Yes, I am missing my car even more now. And an FYI, seatbelts are entirely useless when there is no seat back.All in all, I manage to arrive home safely with only two additional terrifying visits to the back seat; holding on desperately to hope established on the promise that the car would be fixed yet this evening.
When it’s ready “we will call you”, they had promised.But by six pm, I still had no telephone call and now I am beginning to wonder if I had not inadvertently purchased the petrol to take my car to Mozambique for a permanent holiday on the coast – which wouldn’t be so bad if I were in it... assuming of course that ‘in it’ would imply at minimum, sitting comfortably in the driver’s seat and not tucked in the boot (trunk).
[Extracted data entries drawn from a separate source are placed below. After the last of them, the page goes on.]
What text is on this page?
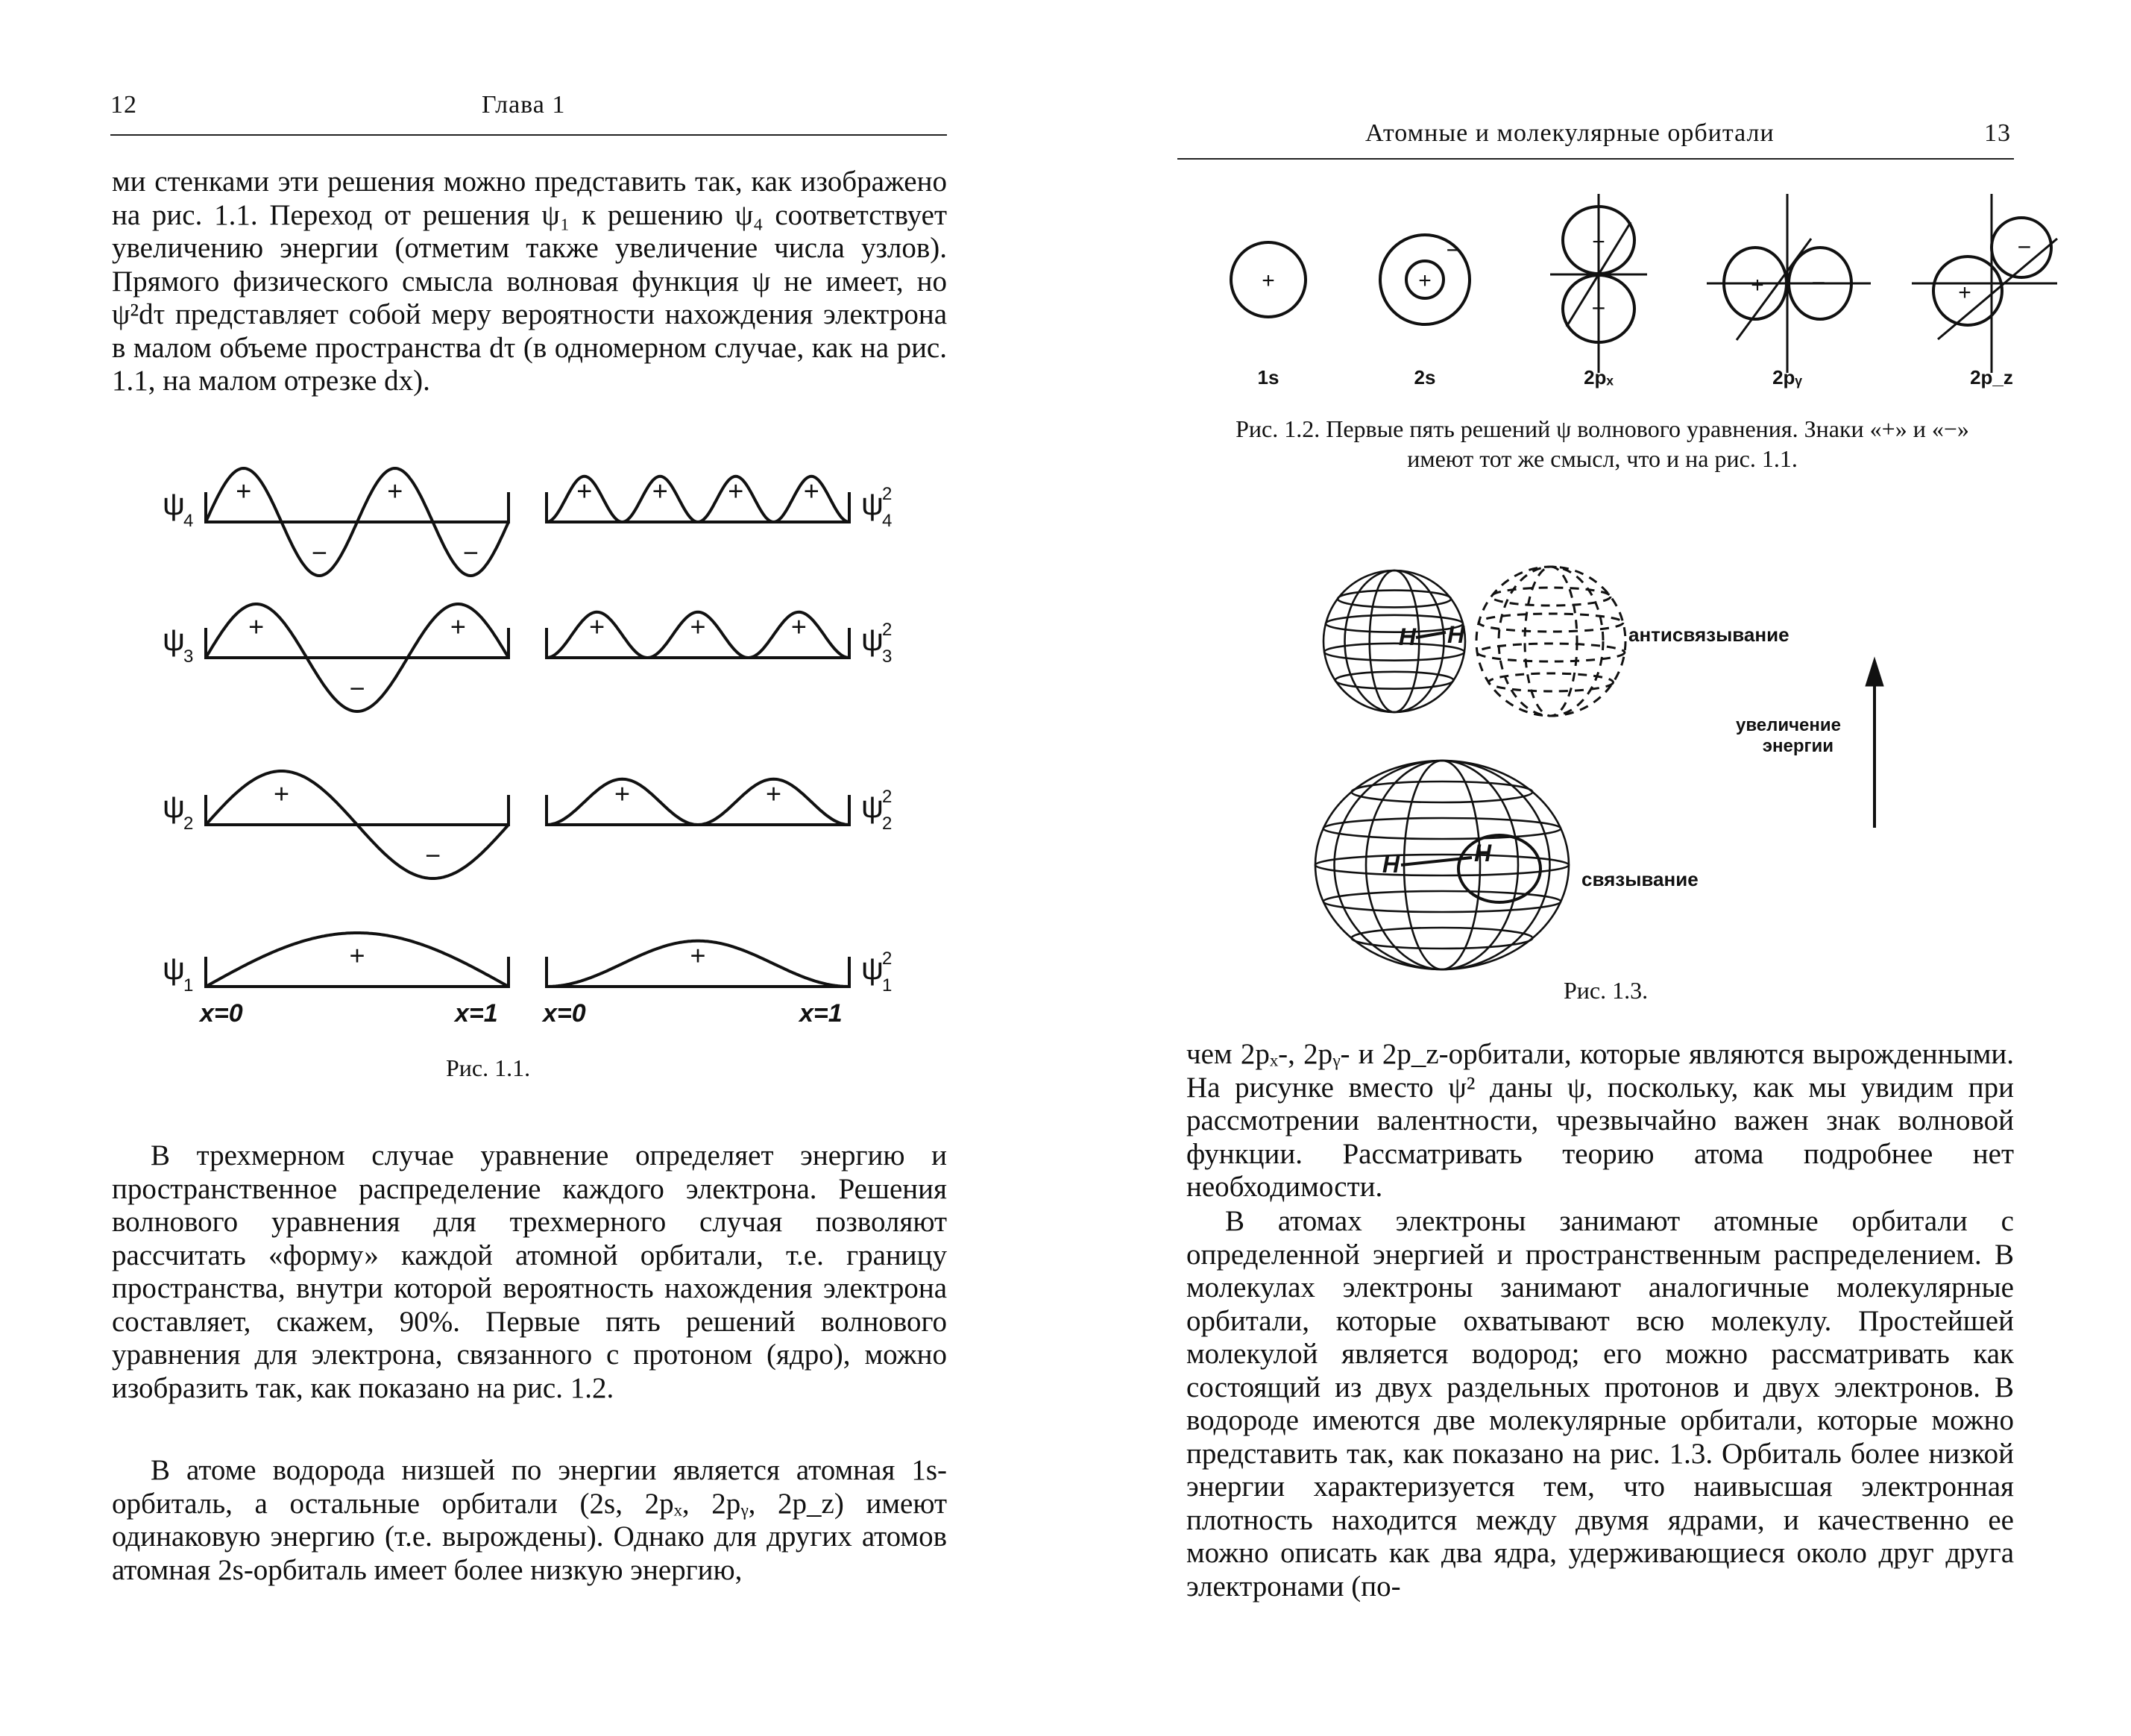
12	Глава 1

ми стенками эти решения можно представить так, как изображено на рис. 1.1. Переход от решения ψ₁ к решению ψ₄ соответствует увеличению энергии (отметим также увеличение числа узлов). Прямого физического смысла волновая функция ψ не имеет, но ψ²dτ представляет собой меру вероятности нахождения электрона в малом объеме пространства dτ (в одномерном случае, как на рис. 1.1, на малом отрезке dx).

+
−
+
−
+ + + +
ψ
4	ψ
2
4
+
−
+	+	+	+
ψ
3	ψ
2
3
+
−
+	+
ψ
2	ψ
2
2
+	+
ψ
1	ψ
2
1
x=0	x=1 x=0	x=1

Рис. 1.1.

В трехмерном случае уравнение определяет энергию и пространственное распределение каждого электрона. Решения волнового уравнения для трехмерного случая позволяют рассчитать «форму» каждой атомной орбитали, т.е. границу пространства, внутри которой вероятность нахождения электрона составляет, скажем, 90%. Первые пять решений волнового уравнения для электрона, связанного с протоном (ядро), можно изобразить так, как показано на рис. 1.2.

В атоме водорода низшей по энергии является атомная 1s-орбиталь, а остальные орбитали (2s, 2pₓ, 2pᵧ, 2p_z) имеют одинаковую энергию (т.е. вырождены). Однако для других атомов атомная 2s-орбиталь имеет более низкую энергию,

Атомные и молекулярные орбитали	13
+	+
−	+
−
+ −	+
−
1s	2s	2pₓ	2pᵧ	2p_z

Рис. 1.2. Первые пять решений ψ волнового уравнения. Знаки «+» и «−» имеют тот же смысл, что и на рис. 1.1.

H H	антисвязывание
увеличение
энергии
H	H
связывание

Рис. 1.3.

чем 2pₓ-, 2pᵧ- и 2p_z-орбитали, которые являются вырожденными. На рисунке вместо ψ² даны ψ, поскольку, как мы увидим при рассмотрении валентности, чрезвычайно важен знак волновой функции. Рассматривать теорию атома подробнее нет необходимости.

В атомах электроны занимают атомные орбитали с определенной энергией и пространственным распределением. В молекулах электроны занимают аналогичные молекулярные орбитали, которые охватывают всю молекулу. Простейшей молекулой является водород; его можно рассматривать как состоящий из двух раздельных протонов и двух электронов. В водороде имеются две молекулярные орбитали, которые можно представить так, как показано на рис. 1.3. Орбиталь более низкой энергии характеризуется тем, что наивысшая электронная плотность находится между двумя ядрами, и качественно ее можно описать как два ядра, удерживающиеся около друг друга электронами (по-
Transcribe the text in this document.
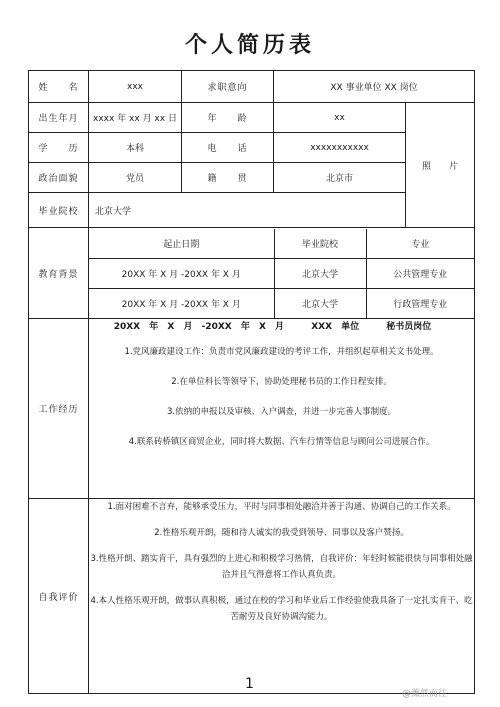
个人简历表
姓　　名	xxx	求职意向	XX 事业单位 XX 岗位
出生年月	xxxx 年 xx 月 xx 日	年　　龄	xx	照　　片
学　　历	本科	电　　话	xxxxxxxxxxx
政治面貌	党员	籍　　贯	北京市
毕业院校	北京大学
教育背景	
起止日期	毕业院校	专业
20XX 年 X 月 -20XX 年 X 月	北京大学	公共管理专业
20XX 年 X 月 -20XX 年 X 月	北京大学	行政管理专业

工作经历	
20XX 年 X 月 -20XX 年 X 月	XXX 单位	秘书员岗位

1.党风廉政建设工作：负责市党风廉政建设的考评工作，并组织起草相关文书处理。

2.在单位科长等领导下，协助处理秘书员的工作日程安排。

3.依纳的申报以及审核、入户调查，并进一步完善人事制度。

4.联系砖桥镇区商贸企业，同时将大数据、汽车行情等信息与顾问公司进展合作。

自我评价	

1.面对困难不言弃，能够承受压力，平时与同事相处融洽并善于沟通、协调自己的工作关系。

2.性格乐观开朗，随和待人诚实的我受到领导、同事以及客户赞扬。

3.性格开朗、踏实肯干，具有强烈的上进心和积极学习热情，自我评价：年轻时候能很快与同事相处融洽并且气得意将工作认真负责。

4.本人性格乐观开朗，做事认真积极，通过在校的学习和毕业后工作经验使我具备了一定扎实肯干、吃苦耐劳及良好协调沟能力。

1
@薰然而往
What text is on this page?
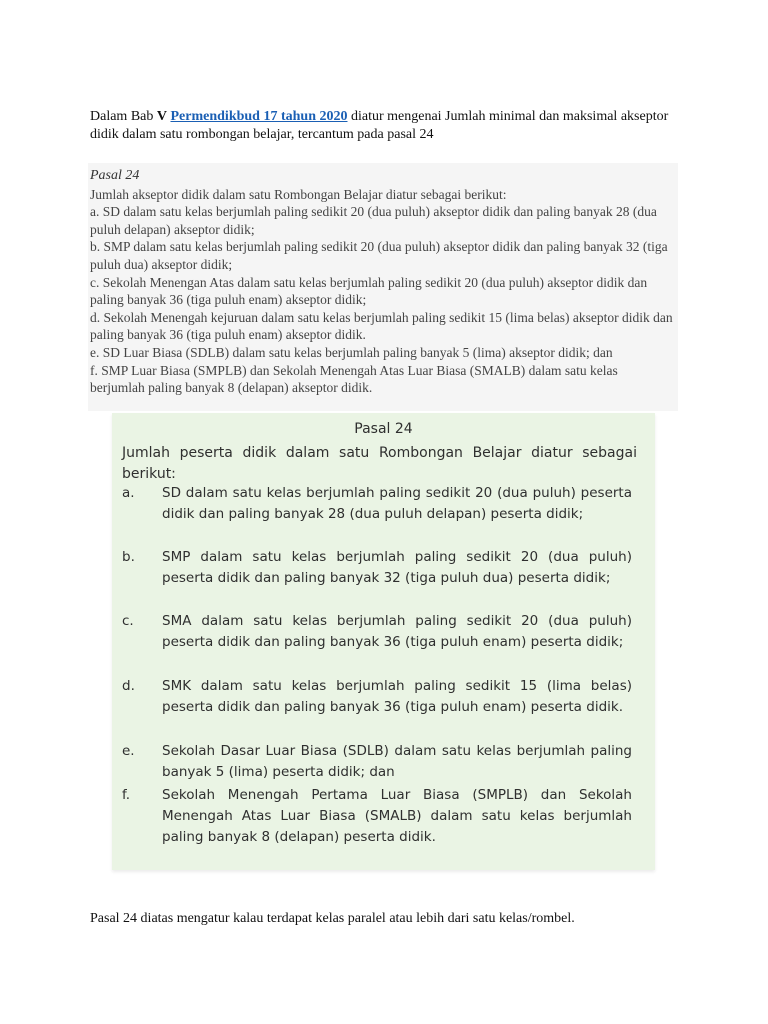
Dalam Bab V Permendikbud 17 tahun 2020 diatur mengenai Jumlah minimal dan maksimal akseptor didik dalam satu rombongan belajar, tercantum pada pasal 24

Pasal 24

Jumlah akseptor didik dalam satu Rombongan Belajar diatur sebagai berikut:

a. SD dalam satu kelas berjumlah paling sedikit 20 (dua puluh) akseptor didik dan paling banyak 28 (dua puluh delapan) akseptor didik;

b. SMP dalam satu kelas berjumlah paling sedikit 20 (dua puluh) akseptor didik dan paling banyak 32 (tiga puluh dua) akseptor didik;

c. Sekolah Menengan Atas dalam satu kelas berjumlah paling sedikit 20 (dua puluh) akseptor didik dan paling banyak 36 (tiga puluh enam) akseptor didik;

d. Sekolah Menengah kejuruan dalam satu kelas berjumlah paling sedikit 15 (lima belas) akseptor didik dan paling banyak 36 (tiga puluh enam) akseptor didik.

e. SD Luar Biasa (SDLB) dalam satu kelas berjumlah paling banyak 5 (lima) akseptor didik; dan

f. SMP Luar Biasa (SMPLB) dan Sekolah Menengah Atas Luar Biasa (SMALB) dalam satu kelas berjumlah paling banyak 8 (delapan) akseptor didik.

Pasal 24
Jumlah peserta didik dalam satu Rombongan Belajar diatur sebagai berikut:
a.	SD dalam satu kelas berjumlah paling sedikit 20 (dua puluh) peserta didik dan paling banyak 28 (dua puluh delapan) peserta didik;
b.	SMP dalam satu kelas berjumlah paling sedikit 20 (dua puluh) peserta didik dan paling banyak 32 (tiga puluh dua) peserta didik;
c.	SMA dalam satu kelas berjumlah paling sedikit 20 (dua puluh) peserta didik dan paling banyak 36 (tiga puluh enam) peserta didik;
d.	SMK dalam satu kelas berjumlah paling sedikit 15 (lima belas) peserta didik dan paling banyak 36 (tiga puluh enam) peserta didik.
e.	Sekolah Dasar Luar Biasa (SDLB) dalam satu kelas berjumlah paling banyak 5 (lima) peserta didik; dan
f.	Sekolah Menengah Pertama Luar Biasa (SMPLB) dan Sekolah Menengah Atas Luar Biasa (SMALB) dalam satu kelas berjumlah paling banyak 8 (delapan) peserta didik.

Pasal 24 diatas mengatur kalau terdapat kelas paralel atau lebih dari satu kelas/rombel.
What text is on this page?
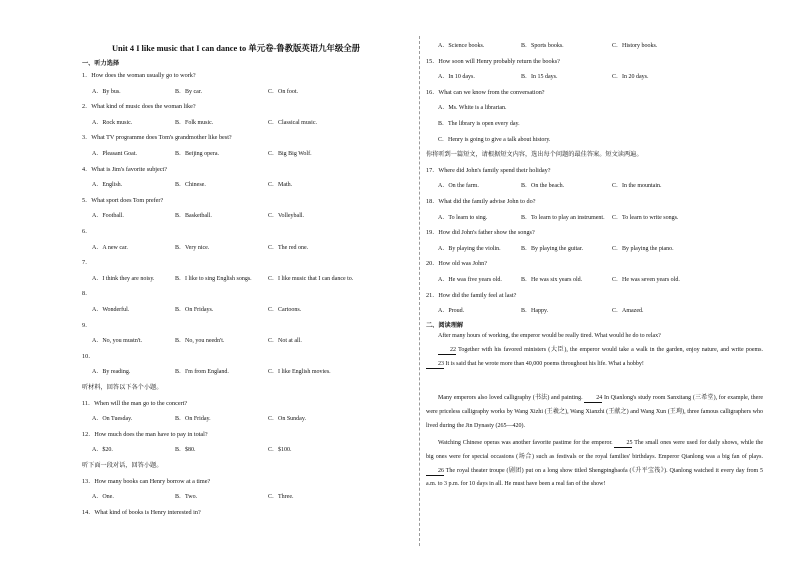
Unit 4 I like music that I can dance to 单元卷-鲁教版英语九年级全册
一、听力选择
1．How does the woman usually go to work?
A．By bus.	B．By car.	C．On foot.
2．What kind of music does the woman like?
A．Rock music.	B．Folk music.	C．Classical music.
3．What TV programme does Tom's grandmother like best?
A．Pleasant Goat.	B．Beijing opera.	C．Big Big Wolf.
4．What is Jim's favorite subject?
A．English.	B．Chinese.	C．Math.
5．What sport does Tom prefer?
A．Football.	B．Basketball.	C．Volleyball.
6．
A．A new car.	B．Very nice.	C．The red one.
7．
A．I think they are noisy.	B．I like to sing English songs.	C．I like music that I can dance to.
8．
A．Wonderful.	B．On Fridays.	C．Cartoons.
9．
A．No, you mustn't.	B．No, you needn't.	C．Not at all.
10．
A．By reading.	B．I'm from England.	C．I like English movies.
听材料，回答以下各个小题。
11．When will the man go to the concert?
A．On Tuesday.	B．On Friday.	C．On Sunday.
12．How much does the man have to pay in total?
A．$20.	B．$80.	C．$100.
听下面一段对话，回答小题。
13．How many books can Henry borrow at a time?
A．One.	B．Two.	C．Three.
14．What kind of books is Henry interested in?
A．Science books.	B．Sports books.	C．History books.
15．How soon will Henry probably return the books?
A．In 10 days.	B．In 15 days.	C．In 20 days.
16．What can we know from the conversation?
A．Ms. White is a librarian.
B．The library is open every day.
C．Henry is going to give a talk about history.
你将听到一篇短文，请根据短文内容，选出每个问题的最佳答案。短文读两遍。
17．Where did John's family spend their holiday?
A．On the farm.	B．On the beach.	C．In the mountain.
18．What did the family advise John to do?
A．To learn to sing.	B．To learn to play an instrument. C．To learn to write songs.
19．How did John's father show the songs?
A．By playing the violin.	B．By playing the guitar.	C．By playing the piano.
20．How old was John?
A．He was five years old.	B．He was six years old.	C．He was seven years old.
21．How did the family feel at last?
A．Proud.	B．Happy.	C．Amazed.
二、阅读理解
After many hours of working, the emperor would be really tired. What would he do to relax?
22 Together with his favored ministers (大臣), the emperor would take a walk in the garden, enjoy nature, and write poems. 23 It is said that he wrote more than 40,000 poems throughout his life. What a hobby!
Many emperors also loved calligraphy (书法) and painting. 24 In Qianlong's study room Sanxitang (三希堂), for example, there were priceless calligraphy works by Wang Xizhi (王羲之), Wang Xianzhi (王献之) and Wang Xun (王珣), three famous calligraphers who lived during the Jin Dynasty (265—420).
Watching Chinese operas was another favorite pastime for the emperor. 25 The small ones were used for daily shows, while the big ones were for special occasions (场合) such as festivals or the royal families' birthdays. Emperor Qianlong was a big fan of plays. 26 The royal theater troupe (剧团) put on a long show titled Shengpingbaofa (《升平宝筏》). Qianlong watched it every day from 5 a.m. to 3 p.m. for 10 days in all. He must have been a real fan of the show!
Once again, I find myself revisiting my decision making processes for errors of judgement and decide that perhaps I need to drive back to the garage and check whether my car is still there (I mean – because after all I will be able to something about it if it isn’t-haha).So I climb back into my courtesy chariot and aside from the automated front to back seat transfer mechanism, I also do not have headlights that actually work and it is already dark outside. I drive back to the garage... periodically flashed by oncoming traffic – the polite way of saying, “turn on your lights you moron” - with only one trip to the back seat this time.
I arrive at the garage to find that the building has been locked up. The side gate is still open and one ‘back business’ is still busy, but not the one where my car is located. The good news: my car is still there, albeit with no front tires. It does however look as though it is in a few less pieces than my last visit, but it does not look like it has any intention of being returned to me yet this evening; a sight which causes some irritation.On my way again, I call and enquire whether my car will still be fixed yet today. I will check and phone you back, he tells me.
The phone remains silent.I still have no evidence that my car is there or had been there in the event that someone drives it away.
‘I should have taken a picture’! I think to myself more irritated.I go back, this time with a friend, angry with myself for not thinking of taking a picture the first time around.
It’s been about 30 minutes since I left. It’s now closed. Locked up tight. I estimate the time gap and assume that my car must still be there. We travel around to the back and peak over the boundary fence.Yes it has reached the full height of madness , a security guard is walking over to check ‘what in hell we are doing’. We ignore him.
The car is there. Its bonnet open and front tires still off; a sight which this time causes relief.I take a picture between the barbed wire attached to the top of the boundary fence as ‘evidence’ if needed, that my car really ‘was there’. Just in case.
That night, I put myself to bed and sink into an uneasy sleep.The next morning I wake up and arrive at the garage as soon as I am able, the complimentary Corsa keeping me in the front seat the whole way this time.
And there she was. My car. All fixed up, in one piece and ready to go; running like new.I breathed a sigh of relief, said a prayer of thanks and paid the balance.
For a change, it’s a happy ending, but I am well aware that it could have been otherwise.I cannot help but wonder if more happy endings such as this one would soon start to change our expectations and perceptions. It may even significantly contribute towards a reduction in paranoia.
But that, I suppose, is entirely up to us.